Visual Place Recognition (VPR) aims to match a query image to reference images of the same place in a large-scale database. Recent state-of-the-art methods employ Vision Transformers (ViTs) as backbone foundation models to extract patch-level features that are robust to viewpoint, illumination, and seasonal variations, which are then aggregated into a compact global descriptor for retrieval. Most existing aggregation methods uniformly pool patch tokens into learned clusters, despite the fact that different clusters often encode distinct spatial or semantic patterns and contribute unequally to VPR performance. To address this limitation, we propose Weighted Aggregated Descriptor (WeiAD), which assigns weights to clusters during aggregation, producing more discriminative global representations. Beyond accuracy, retrieval latency is a critical concern for large-scale deployments and resource-constrained edge devices. Prior work mainly reduces latency by compressing global descriptors, while overlooking the cost of feature extraction, an issue exacerbated by ViT-based backbones. We therefore introduce WeiToP, a VPR-oriented token pruning framework that reduces feature extraction cost via self-distillation, where aggregation-induced token importance supervises a lightweight pruning module attached to an early transformer layer, enabling inference-time token pruning. After a single joint training phase, WeiToP enables plug-and-play token pruning at inference time, allowing flexible and on-demand control over the accuracy-efficiency trade-off without additional training. Moreover, WeiToP outperforms existing token pruning methods adapted from general vision tasks.

Editorial analysis

A structured set of objections, weighed in public.

Desk editor's note, referee report, simulated authors' rebuttal, and a circularity audit. Tearing a paper down is the easy half of reading it; the pith above is the substance, this is the friction.

Referee Report

2 major / 2 minor

Summary. The paper proposes two modules for ViT-based Visual Place Recognition: WeiAD, which learns to weight clusters during aggregation to produce more discriminative global descriptors than uniform pooling, and WeiToP, a self-distillation framework that transfers token importance scores derived from the final weighted aggregation to train a lightweight pruning head attached after an early transformer block. After one joint training run, WeiToP permits inference-time token pruning at arbitrary ratios without retraining, aiming to improve the accuracy-efficiency trade-off over both standard VPR pipelines and token-pruning methods transferred from general vision tasks.

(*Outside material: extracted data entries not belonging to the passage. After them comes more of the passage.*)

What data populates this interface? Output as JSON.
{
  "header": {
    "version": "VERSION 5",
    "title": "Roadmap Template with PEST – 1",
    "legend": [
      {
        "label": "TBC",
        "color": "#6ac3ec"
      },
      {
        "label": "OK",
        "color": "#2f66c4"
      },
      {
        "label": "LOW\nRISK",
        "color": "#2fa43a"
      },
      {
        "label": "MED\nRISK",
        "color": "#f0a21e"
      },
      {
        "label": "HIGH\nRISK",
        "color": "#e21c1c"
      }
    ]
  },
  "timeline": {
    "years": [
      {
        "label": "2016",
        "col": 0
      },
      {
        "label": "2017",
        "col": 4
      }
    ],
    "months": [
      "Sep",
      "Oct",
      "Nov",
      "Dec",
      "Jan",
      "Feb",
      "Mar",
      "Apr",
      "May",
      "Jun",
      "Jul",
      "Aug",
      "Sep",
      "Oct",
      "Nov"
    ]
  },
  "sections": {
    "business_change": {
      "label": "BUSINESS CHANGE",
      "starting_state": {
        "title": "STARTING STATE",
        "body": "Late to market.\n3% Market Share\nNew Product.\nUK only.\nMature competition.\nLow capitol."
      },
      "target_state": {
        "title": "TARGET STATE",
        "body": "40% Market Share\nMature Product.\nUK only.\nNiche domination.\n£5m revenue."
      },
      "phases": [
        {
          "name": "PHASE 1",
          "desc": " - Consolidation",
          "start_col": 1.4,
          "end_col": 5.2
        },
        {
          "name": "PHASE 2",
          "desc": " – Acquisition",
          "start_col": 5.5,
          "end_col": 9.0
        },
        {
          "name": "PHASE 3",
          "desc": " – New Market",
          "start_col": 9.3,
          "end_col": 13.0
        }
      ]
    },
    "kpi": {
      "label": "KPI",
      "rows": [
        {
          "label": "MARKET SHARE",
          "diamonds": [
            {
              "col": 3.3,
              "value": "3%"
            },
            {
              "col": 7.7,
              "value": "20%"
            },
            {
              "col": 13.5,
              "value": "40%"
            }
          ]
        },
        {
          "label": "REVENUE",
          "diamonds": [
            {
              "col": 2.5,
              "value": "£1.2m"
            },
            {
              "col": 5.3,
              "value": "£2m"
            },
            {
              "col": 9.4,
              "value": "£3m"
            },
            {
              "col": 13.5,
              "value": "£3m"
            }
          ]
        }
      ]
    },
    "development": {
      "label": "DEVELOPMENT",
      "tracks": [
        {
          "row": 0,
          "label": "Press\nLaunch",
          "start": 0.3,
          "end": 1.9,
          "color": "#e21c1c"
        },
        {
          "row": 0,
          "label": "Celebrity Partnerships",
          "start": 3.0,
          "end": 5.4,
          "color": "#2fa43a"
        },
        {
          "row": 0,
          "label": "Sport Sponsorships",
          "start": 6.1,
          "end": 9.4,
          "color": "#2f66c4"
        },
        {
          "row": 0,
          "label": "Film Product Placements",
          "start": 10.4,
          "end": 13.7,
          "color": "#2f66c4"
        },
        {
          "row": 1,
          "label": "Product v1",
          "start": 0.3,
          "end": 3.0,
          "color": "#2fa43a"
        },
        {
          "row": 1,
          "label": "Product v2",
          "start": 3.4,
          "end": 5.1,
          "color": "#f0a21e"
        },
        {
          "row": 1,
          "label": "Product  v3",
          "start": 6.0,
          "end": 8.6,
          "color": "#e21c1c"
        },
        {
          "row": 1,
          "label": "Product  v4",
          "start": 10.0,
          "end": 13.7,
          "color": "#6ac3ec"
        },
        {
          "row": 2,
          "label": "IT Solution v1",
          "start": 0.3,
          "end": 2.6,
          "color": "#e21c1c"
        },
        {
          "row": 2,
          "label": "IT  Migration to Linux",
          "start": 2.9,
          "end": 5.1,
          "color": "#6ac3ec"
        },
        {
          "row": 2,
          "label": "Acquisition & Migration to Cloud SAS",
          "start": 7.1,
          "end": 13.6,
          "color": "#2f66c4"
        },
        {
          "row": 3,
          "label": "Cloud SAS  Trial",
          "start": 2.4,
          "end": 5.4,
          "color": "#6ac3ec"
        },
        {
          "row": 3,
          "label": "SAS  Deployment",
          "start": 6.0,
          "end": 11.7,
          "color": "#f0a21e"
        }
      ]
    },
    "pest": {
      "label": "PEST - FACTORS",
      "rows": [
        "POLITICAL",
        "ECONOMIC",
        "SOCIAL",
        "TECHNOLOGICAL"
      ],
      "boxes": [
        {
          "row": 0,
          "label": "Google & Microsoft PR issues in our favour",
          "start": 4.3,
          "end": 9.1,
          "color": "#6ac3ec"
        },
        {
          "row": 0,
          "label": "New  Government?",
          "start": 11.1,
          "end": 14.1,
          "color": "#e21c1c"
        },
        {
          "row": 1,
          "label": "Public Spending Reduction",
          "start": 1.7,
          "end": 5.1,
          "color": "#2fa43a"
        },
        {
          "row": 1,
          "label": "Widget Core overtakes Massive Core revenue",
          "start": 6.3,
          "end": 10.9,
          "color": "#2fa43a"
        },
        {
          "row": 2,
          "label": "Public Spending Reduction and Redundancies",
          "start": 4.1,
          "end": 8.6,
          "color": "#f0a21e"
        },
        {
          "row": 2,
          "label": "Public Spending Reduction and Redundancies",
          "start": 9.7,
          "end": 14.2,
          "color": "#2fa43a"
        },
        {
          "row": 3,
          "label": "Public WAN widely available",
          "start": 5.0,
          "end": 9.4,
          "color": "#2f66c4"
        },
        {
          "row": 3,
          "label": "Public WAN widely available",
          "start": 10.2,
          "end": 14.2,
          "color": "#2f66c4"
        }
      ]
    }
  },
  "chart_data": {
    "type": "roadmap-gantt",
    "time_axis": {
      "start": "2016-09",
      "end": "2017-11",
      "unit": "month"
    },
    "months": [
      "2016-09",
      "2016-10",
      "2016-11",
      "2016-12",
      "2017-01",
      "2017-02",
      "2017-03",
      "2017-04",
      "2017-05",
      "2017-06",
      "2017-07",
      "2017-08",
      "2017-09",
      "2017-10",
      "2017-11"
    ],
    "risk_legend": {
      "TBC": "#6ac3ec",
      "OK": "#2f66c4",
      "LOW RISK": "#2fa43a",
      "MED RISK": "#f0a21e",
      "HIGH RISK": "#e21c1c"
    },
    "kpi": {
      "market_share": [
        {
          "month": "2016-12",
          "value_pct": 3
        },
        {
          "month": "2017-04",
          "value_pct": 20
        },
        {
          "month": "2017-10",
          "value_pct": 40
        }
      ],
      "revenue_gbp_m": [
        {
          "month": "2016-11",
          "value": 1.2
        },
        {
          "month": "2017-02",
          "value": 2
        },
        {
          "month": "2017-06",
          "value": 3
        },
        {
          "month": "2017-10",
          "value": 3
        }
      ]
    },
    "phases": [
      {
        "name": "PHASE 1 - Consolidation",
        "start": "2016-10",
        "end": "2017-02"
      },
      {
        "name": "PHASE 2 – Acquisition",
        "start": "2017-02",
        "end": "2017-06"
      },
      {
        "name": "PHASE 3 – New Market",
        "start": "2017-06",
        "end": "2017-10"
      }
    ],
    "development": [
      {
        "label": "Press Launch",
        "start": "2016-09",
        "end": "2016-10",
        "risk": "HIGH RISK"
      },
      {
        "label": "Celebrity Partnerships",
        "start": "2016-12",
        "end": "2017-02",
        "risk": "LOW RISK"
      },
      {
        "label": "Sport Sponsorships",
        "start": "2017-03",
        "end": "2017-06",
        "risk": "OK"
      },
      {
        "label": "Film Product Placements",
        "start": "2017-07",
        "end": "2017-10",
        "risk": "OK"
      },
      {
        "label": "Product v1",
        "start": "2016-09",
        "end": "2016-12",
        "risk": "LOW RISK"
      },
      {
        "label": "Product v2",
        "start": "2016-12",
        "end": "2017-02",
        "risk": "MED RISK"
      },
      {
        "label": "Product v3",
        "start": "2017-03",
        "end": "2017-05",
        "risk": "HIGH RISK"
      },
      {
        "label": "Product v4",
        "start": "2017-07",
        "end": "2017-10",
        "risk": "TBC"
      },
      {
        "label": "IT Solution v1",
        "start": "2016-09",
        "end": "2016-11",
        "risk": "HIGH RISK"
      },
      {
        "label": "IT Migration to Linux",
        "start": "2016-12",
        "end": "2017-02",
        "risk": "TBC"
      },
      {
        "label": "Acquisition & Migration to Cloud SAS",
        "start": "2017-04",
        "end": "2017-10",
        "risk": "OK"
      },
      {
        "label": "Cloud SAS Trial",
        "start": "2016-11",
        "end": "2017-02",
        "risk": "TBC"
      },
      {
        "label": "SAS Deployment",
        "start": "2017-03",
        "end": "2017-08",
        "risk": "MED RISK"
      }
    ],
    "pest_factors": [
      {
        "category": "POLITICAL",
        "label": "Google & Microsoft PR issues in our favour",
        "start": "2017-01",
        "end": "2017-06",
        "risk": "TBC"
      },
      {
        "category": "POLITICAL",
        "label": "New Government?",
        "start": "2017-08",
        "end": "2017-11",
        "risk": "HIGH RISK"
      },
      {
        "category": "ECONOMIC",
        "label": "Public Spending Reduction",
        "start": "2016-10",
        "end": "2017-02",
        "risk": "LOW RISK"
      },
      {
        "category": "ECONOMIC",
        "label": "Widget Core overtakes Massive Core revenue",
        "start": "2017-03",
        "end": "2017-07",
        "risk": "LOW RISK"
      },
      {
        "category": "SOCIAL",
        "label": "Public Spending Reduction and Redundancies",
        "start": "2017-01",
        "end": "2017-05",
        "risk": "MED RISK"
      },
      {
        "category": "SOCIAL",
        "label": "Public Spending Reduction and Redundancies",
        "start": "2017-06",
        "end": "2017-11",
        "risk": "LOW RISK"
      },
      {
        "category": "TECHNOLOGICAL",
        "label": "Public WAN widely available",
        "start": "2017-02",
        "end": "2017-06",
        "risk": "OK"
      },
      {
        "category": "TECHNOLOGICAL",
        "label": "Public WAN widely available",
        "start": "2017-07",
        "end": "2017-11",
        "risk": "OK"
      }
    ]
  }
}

Significance. If the empirical claims hold, the work would offer a practical way to obtain stronger global descriptors while simultaneously reducing the dominant cost of ViT feature extraction in large-scale VPR. The plug-and-play character of WeiToP after a single training phase is a notable engineering contribution for edge deployment. However, the significance is tempered by the absence of any quantitative results, ablation tables, or error analysis in the provided abstract; the central claims therefore remain unverified at this stage.

major comments (2)
  1. [WeiToP framework] WeiToP description: the core assumption that final-layer aggregation weights can reliably supervise a pruning module attached to an early transformer block is load-bearing for the 'single-training, plug-and-play' claim. Early blocks primarily encode local texture and edges, while aggregation operates on the final token set; without reported layer-wise correlation statistics or an ablation that measures VPR recall degradation when early-layer importance is used, it is unclear whether the self-distillation objective aligns on VPR-critical structure or on spurious correlations.
  2. [Experiments] Experimental section: the abstract states that WeiToP 'outperforms existing token pruning methods adapted from general vision tasks,' yet no recall@N, latency, or FLOPs numbers, no baseline descriptions, and no ablation on pruning ratios are supplied. Because the soundness of the accuracy-efficiency curves cannot be assessed, the headline claim that flexible control is achieved without per-ratio retraining remains unverified.
minor comments (2)
  1. [Abstract] The abstract is unusually long and contains several compound claims; a shorter, more focused abstract would improve readability.
  2. [Method] Notation for the weighting function in WeiAD and the importance-score head in WeiToP should be introduced with explicit equations rather than prose descriptions.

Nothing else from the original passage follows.